1) 这里默认mysql服务不一定和httpd在一起,所以给mysql一个单独vip 192.168.98.111。安装时使用这个vip安discuz.
2) 安装时,把任意一个AMP节点挂载nfs即可,mysqld和httpd(php)不一定在同一节点
3) 后面配置高可用时候,也需要配置两个vip资源,一个给mysql一个给httpd
具体安装,这里就不详述了
三、 配置corosync + pacemacker + crmsh 高可用组件
1. 安装并配置corosync信息传输层
1) 使用yum源安装corosync和pacemaker
# ansible AMP -m yum -a "name=corosync state=present" # ansible AMP -m yum -a "name=pacemaker state=present"
2) AMP组的两个节点相互交换秘钥
node2上 # ssh-keygen -t rsa # ssh-copy-id -i ~/.ssh/id_rsa.pub root@192.168.253.135 node3 # ssh-keygen -t rsa # ssh-copy-id -i ~/.ssh/id_rsa.pub root@192.168.253.134
3) 在node2上准备配置文件,并且同步到node3上面
# cp /etc/corosync/corosync.conf.example /etc/corosync/corosync.conf # vim /etc/corosync/corosync.conf 修改一下几项 bindnetaddr: 192.168.253.0 # 由于AMP所在是192.168.253.0网段 mcastaddr: 239.255.12.1# 选择一个独立多播地址段 logfile: /var/log/corosync.log# 设置一个存在的路径,存放日志 # 添加一下内容 service { ver: 1 name: pacemaker # use_mgmtd: yes } aisexec { user: root group: root } 解释一下ver这个指令 0: pacemaker 作为corosync的插件使用 1: pacemaker 自己作为独立的服务,但是接受corosync作为插件调度。 先启动corosync 然后启动pacemaker 我在配置的时候,先使用0, 后来发现总是出问题,cib进程总是不正常。 后来选择让他们独立工作,故障排除了。 # scp /etc/corosync/corosync.conf root@node3.playground.com:/etc/corosync/corosync.conf
4) 生成节点间通信使用的秘钥文件(node2)
# scp /etc/corosync/authkey # scp /etc/corosync/authkey node3.playground.com:/etc/corosync/authkey
5) 在控制节点 node1使用ansible为AMP组节点,安装crmsh,pssh
# ansible AMP -m copy -a 'src=./crmsh-1.2.6-4.el6.x86_64.rpm dest=/tmp/crmsh-1.2.6-4.el6.x86_64.rpm' # ansible AMP -m copy -a 'src=./pssh-2.3.1-2.el6.x86_64.rpm dest=/tmp/pssh-2.3.1-2.el6.x86_64.rpm' # ansible AMP -m yum -a 'name=/tmp/crmsh-1.2.6-4.el6.x86_64.rpm state=present' # ansible AMP -m yum -a 'name=/tmp/pssh-2.3.1-2.el6.x86_64.rpm state=present'
6) 用控制节点node1启动AMP组上的corosync服务
# ansible AMP -m service -a "name=corosync state=started " # ansible AMP -m service -a "name=pacemaker state=started " 查看corosync引擎是否正常启动: # grep -e "Corosync Cluster Engine" -e "configuration file" /var/log/cluster/corosync.log Jan 20 18:18:28 corosync [MAIN ] Corosync Cluster Engine ('1.4.7'): started and ready to provide service.

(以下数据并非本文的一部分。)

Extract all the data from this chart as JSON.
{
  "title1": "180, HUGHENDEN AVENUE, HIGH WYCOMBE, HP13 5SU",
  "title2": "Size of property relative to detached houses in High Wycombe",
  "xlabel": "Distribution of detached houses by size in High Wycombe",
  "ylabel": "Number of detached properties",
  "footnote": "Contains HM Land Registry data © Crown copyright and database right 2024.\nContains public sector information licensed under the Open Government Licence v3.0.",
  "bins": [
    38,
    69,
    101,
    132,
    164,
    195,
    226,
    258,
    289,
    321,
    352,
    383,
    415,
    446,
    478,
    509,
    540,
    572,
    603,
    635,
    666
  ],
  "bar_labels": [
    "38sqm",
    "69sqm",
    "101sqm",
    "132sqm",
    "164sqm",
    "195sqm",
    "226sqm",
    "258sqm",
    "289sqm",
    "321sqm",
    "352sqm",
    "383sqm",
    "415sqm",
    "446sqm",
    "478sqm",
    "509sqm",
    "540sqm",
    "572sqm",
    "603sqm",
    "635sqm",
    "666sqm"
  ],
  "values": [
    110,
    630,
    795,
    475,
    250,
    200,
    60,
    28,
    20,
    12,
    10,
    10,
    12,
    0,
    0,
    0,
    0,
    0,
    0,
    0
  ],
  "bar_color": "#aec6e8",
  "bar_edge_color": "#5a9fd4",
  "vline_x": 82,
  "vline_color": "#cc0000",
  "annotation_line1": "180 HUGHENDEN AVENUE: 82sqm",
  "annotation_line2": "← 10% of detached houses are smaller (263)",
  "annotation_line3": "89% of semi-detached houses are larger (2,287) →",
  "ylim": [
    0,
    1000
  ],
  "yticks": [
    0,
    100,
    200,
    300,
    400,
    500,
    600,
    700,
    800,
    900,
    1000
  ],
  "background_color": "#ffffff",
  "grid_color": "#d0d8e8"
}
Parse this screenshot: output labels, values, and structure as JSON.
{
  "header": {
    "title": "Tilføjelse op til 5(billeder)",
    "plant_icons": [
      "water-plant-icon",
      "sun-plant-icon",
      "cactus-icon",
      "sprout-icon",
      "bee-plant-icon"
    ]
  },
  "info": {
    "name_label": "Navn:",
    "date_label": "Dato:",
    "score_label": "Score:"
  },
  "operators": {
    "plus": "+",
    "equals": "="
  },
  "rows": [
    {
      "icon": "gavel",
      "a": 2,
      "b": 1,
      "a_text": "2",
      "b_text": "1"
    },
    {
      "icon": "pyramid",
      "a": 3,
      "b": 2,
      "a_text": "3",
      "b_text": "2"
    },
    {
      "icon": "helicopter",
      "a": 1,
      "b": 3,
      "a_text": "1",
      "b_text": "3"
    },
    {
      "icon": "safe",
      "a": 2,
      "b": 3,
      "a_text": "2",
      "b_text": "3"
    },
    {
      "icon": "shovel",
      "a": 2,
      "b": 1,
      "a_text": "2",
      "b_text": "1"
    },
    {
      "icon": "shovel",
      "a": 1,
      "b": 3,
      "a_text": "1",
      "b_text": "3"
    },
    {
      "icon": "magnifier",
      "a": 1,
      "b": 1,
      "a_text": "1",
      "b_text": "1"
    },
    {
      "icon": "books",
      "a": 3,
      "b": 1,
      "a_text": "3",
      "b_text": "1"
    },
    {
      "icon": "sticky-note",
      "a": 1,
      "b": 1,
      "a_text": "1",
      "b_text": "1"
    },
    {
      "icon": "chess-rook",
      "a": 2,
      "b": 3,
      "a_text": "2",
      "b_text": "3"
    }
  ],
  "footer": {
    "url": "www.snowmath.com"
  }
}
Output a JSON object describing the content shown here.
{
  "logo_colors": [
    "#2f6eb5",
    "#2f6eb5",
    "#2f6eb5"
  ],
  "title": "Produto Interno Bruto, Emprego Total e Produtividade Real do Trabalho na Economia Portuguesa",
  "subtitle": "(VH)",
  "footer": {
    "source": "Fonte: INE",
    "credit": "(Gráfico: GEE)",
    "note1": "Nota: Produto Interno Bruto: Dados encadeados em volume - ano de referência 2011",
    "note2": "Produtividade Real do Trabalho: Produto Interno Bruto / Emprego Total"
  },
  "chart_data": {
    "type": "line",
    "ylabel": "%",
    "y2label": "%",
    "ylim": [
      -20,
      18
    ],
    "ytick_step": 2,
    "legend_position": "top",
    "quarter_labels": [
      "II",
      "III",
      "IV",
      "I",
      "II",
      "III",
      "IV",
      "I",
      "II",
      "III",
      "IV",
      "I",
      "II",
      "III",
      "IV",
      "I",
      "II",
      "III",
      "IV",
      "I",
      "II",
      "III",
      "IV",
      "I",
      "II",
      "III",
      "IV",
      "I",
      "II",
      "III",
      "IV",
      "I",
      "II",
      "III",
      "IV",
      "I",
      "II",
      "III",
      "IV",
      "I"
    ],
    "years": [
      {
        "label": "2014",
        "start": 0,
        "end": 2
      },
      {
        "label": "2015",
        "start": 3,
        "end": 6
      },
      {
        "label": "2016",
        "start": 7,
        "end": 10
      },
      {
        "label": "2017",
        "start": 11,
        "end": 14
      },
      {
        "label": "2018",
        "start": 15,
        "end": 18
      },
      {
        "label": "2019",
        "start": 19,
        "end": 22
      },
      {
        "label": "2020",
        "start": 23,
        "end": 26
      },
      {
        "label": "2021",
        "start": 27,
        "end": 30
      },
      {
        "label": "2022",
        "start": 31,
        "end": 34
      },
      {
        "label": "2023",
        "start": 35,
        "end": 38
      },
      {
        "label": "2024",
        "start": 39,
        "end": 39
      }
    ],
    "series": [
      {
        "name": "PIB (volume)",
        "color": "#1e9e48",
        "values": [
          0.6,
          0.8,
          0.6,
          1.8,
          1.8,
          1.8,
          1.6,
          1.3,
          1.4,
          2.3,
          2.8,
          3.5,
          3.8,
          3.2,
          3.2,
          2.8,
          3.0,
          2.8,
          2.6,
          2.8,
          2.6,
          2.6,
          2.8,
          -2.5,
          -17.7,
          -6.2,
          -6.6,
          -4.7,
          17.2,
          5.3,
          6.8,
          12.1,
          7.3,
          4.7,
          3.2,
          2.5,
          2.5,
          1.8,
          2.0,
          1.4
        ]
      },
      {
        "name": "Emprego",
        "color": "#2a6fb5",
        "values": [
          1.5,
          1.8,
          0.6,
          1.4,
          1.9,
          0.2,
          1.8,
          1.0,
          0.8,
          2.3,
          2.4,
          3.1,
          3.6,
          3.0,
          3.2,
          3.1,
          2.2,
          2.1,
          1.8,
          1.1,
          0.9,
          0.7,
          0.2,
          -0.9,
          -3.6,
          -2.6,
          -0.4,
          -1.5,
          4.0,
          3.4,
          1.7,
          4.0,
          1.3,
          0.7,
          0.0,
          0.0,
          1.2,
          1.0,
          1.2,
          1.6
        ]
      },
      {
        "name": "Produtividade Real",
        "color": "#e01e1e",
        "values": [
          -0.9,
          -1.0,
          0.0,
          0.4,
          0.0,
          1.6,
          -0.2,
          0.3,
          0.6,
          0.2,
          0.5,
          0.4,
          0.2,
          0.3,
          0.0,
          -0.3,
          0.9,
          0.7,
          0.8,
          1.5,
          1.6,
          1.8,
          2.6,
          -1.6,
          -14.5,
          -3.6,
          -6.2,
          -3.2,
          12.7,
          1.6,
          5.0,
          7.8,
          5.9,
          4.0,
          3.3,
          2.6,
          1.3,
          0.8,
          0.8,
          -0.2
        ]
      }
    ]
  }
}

Jan 20 18:18:28 corosync [MAIN ] Successfully read main configuration file '/etc/corosync/corosync.conf'. 查看初始化成员节点通知是否正常发出: # grep TOTEM /var/log/cluster/corosync.log Jan 20 18:18:28 corosync [TOTEM ] Initializing transport (UDP/IP Multicast). Jan 20 18:18:28 corosync [TOTEM ] Initializing transmit/receive security: libtomcrypt SOBER128/SHA1HMAC (mode 0). Jan 20 18:18:29 corosync [TOTEM ] The network interface [192.168.253.134] is now up. Jan 20 18:18:29 corosync [TOTEM ] Process pause detected for 627 ms, flushing membership messages. Jan 20 18:18:29 corosync [TOTEM ] A processor joined or left the membership and a new membership was formed. Jan 20 18:18:30 corosync [TOTEM ] A processor joined or left the membership and a new membership was formed. 检查启动过程中是否有错误产生。下面的错误信息表示packmaker不久之后将不再作为corosync的插件运行,因此,建议使用cman作为集群基础架构服务;此处可安全忽略。 # grep ERROR: /var/log/cluster/corosync.log | grep -v unpack_resources Jan 20 18:18:29 corosync [pcmk ] ERROR: process_ais_conf: You have configured a cluster using the Pacemaker plugin for Corosync. The plugin is not supported in this environment and will be removed very soon. Jan 20 18:18:29 corosync [pcmk ] ERROR: process_ais_conf: Please see Chapter 8 of 'Clusters from Scratch' (http://www.clusterlabs.org/doc) for details on using Pacemaker with CMAN 查看pacemaker是否正常启动: # grep pcmk_startup /var/log/cluster/corosync.log Jan 22 10:23:29 corosync [pcmk ] info: pcmk_startup: CRM: Initialized Jan 22 10:23:29 corosync [pcmk ] Logging: Initialized pcmk_startup Jan 22 10:23:29 corosync [pcmk ] info: pcmk_startup: Maximum core file size is: 18446744073709551615 Jan 22 10:23:29 corosync [pcmk ] info: pcmk_startup: Service: 9 Jan 22 10:23:29 corosync [pcmk ] info: pcmk_startup: Local hostname: node2.playground.com 使用crmsh查看一下集群状态 # crm status Last updated: Fri Jan 22 10:40:29 2016 Last change: Fri Jan 22 10:15:51 2016 Stack: classic openais (with plugin) Current DC: node2.playground.com - partition with quorum Version: 1.1.11-97629de 2 Nodes configured, 2 expected votes 0 Resources configured Online: [ node2.playground.com node3.playground.com ]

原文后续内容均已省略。